In the case of The Jacksonville Street Railway Company v. Chappell, 21 Fla. 175, this court held that negligence is the failure, to observe for the protection of another’s interests, such care, precaution and vigilance as the circumstances justly demand. In the former case the court held that “in railway operation the dangerous practice of “kicking cars” or making .flying switches in populous localities and near public crossings, imposes upon the company a duty to station a lookout upon the rear of the cars, the equivalent of which is not accomplished by ringing the bell.”

' It is said in 2 Shearman and Redfield on the Law of Negligence (5th ed.) section 471, that in running trains backwards a watchman must be put upon the rear, car to look out for and warn travellers when approaching a crossing (see cases cited in Note 3.) In section 484, Id. it is said: “While trainmen are not usually bound to foresee or watch for the wrong-ful presence of any person upon the track * *. * nor to foresee the wrongful entry of persons upon the cars, yet if experience has shown that at certain points persons are constantly thus entering upon the track or cars such persons, if injured as the proximate result of the trainmen’s failure to use ordinary care to keep watch for them, may recover damages, if the trainmen could have seen them without difficulty, had they kept a reasonable watch, even though in fact they did not see them. Especially should this rule be applied where the railroad company has acquiesced in the use thus made of its property.”

It is very probable that in the instant case, if there had been a lookout or watchman on the backing train or in advance of it, as it was backing that the plaintiff would have been warned off the track and would not have been injured. Under these circumstances we think it was a question for the jury to determine whether the railroad was negligent in not having such a lookout. Therefore we think the defendant has nothing to complain of, in the portion of the charge objected to As before remarked, the charge was more favorable to the defendant company than it was entitled to under our law.

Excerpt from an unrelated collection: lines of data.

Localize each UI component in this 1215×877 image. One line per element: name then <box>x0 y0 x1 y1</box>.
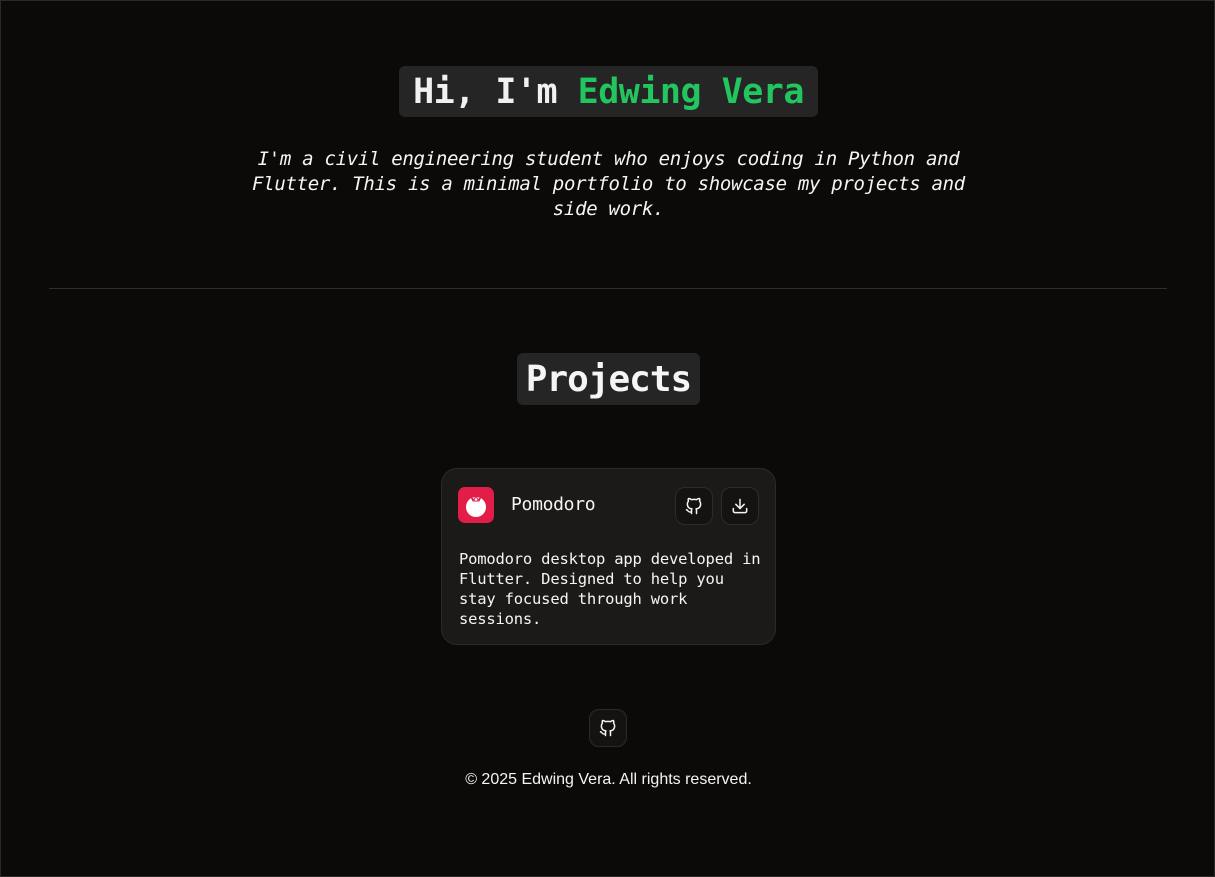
tomato-icon <box>458 487 494 523</box>
project-name: Pomodoro <box>511 494 596 515</box>
footer-copyright: © 2025 Edwing Vera. All rights reserved. <box>465 771 752 788</box>
projects-title: Projects <box>517 353 700 405</box>
project-description: Pomodoro desktop app developed in Flutte… <box>459 550 761 628</box>
project-github-button[interactable] <box>675 487 713 525</box>
intro-text: I'm a civil engineering student who enjo… <box>252 148 965 220</box>
github-icon <box>598 718 618 738</box>
project-card-pomodoro: Pomodoro Pomodoro desktop app developed … <box>441 468 776 645</box>
project-download-button[interactable] <box>721 487 759 525</box>
hero-name: Edwing Vera <box>577 71 805 112</box>
github-icon <box>684 496 704 516</box>
hero-title: Hi, I'm Edwing Vera <box>399 66 818 117</box>
footer-github-button[interactable] <box>589 709 627 747</box>
download-icon <box>730 496 750 516</box>
hero-greeting: Hi, I'm <box>413 71 578 112</box>
section-divider <box>49 288 1167 289</box>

The only other assignment questions the sufficiency of the evidence to sustain the verdict. It is very evident that the jury thought both the plaintiff and defendant were at fault and that they apportioned the damages as they were authorized to do by the statute, which was given them in charge by the court.

We think there was evidence to sustain the verdict.

The judgment of the Circuit Court is affirmed.

Taylor and Parkhill, JJ., concur.

Shackleford, C.J., and Cockrell and Whitfield, JJ., concur in the opinion.